Stewart commissioned the $20,000 study shortly after being hired in the wake of the tumultuous tenure and departure of former schools chief Julie Janssen.
Undertaken by the Florida Association of District School Superintendents, the audit offered a comprehensive picture of the management and organization that oversees the 101,000-student district, describing departmental leaders as working in "silos," amid "confusion, conflicts, duplication and competition," leaving schools without the support they need to function effectively.
In response, Stewart said he plans to bring School Board members a time line for reorganizing top leadership by March 13 or 20. He could not say how many positions he expects to cut.
Board members seemed to embrace the report, with a few offering qualified remarks.
Linda Lerner, who has been on the board since 1990, said she appreciated the report's emphasis on the importance of the district having a viable strategic plan. Lerner took exception, however, to what auditors described as the board's conscious decision "that now is the time for systemic and holistic reform and realignment of all functions and responsibilities of the school district."
"I never said we're going to realign everything," Lerner said. "And I think this is a good place to start, but I very much want to make sure that staff has the ability to look at everything here."
Among the audit's recommendations is a complete restructuring of the Curriculum and Instruction department into a newly named division called the "Division of Teaching and Learning."
If the board were to adhere to the proposal, several employees now classified as "administrators" could be reclassified as non-administrative and could be subject to pay cuts.
Glen Gilzean, the newest member and the board's only minority, asked if he missed any mention in the report about diversity. No, Stewart responded, there wasn't anything about it.
Board member Peggy O'Shea said she's "very positive about the report" and urged her fellow board members to think about the process they're about to embark upon as if they were starting from scratch.
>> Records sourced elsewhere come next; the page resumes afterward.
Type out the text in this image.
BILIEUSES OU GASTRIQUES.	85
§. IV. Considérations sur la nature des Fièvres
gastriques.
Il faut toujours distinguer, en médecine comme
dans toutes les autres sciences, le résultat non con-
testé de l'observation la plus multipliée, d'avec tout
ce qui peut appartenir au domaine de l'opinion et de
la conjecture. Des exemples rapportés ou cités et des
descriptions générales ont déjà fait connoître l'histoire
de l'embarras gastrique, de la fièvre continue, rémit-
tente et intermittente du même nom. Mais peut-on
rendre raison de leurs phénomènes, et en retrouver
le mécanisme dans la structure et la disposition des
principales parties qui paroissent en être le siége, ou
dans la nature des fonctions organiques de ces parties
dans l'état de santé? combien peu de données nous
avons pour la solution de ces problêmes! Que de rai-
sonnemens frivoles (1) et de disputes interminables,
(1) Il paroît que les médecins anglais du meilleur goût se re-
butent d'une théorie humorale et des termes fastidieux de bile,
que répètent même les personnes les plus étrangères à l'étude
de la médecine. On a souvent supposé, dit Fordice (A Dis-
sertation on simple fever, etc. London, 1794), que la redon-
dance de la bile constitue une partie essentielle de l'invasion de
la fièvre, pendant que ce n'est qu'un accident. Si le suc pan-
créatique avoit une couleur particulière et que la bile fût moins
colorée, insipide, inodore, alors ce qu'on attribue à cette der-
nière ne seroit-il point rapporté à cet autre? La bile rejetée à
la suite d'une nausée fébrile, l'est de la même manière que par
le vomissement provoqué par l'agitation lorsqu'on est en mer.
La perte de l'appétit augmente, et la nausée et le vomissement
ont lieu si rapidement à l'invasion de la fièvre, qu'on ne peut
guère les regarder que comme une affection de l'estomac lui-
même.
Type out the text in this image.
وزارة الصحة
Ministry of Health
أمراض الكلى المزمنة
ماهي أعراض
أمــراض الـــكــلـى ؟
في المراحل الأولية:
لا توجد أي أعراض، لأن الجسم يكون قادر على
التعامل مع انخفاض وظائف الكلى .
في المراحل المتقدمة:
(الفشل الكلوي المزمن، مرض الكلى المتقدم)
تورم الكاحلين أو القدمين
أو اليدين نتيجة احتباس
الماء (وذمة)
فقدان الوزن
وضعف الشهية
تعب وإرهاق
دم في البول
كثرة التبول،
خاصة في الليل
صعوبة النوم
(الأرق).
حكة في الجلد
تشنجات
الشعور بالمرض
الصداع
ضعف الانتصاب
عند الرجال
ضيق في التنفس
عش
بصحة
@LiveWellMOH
"I think a lot of it would match what we see in this report," O'Shea said. "But I want to make sure we're not leaving anything out."
Carol Cook said she'd like to see the board tackle reorganizing the district like it would an eight-course meal: "We know what's coming next, but we take it course by course."
Chairwoman Robin Wikle said the findings felt like "the end of three to four years of unknowns" and the board has one of two directions it can take it now.
"We can use it as a stepping-stone to move the district and align it to our goal or as a stumbling block to point fingers or lay blame for what we haven't done in the past," Wikle said. "And I think this board is ready to use it as a stepping stone."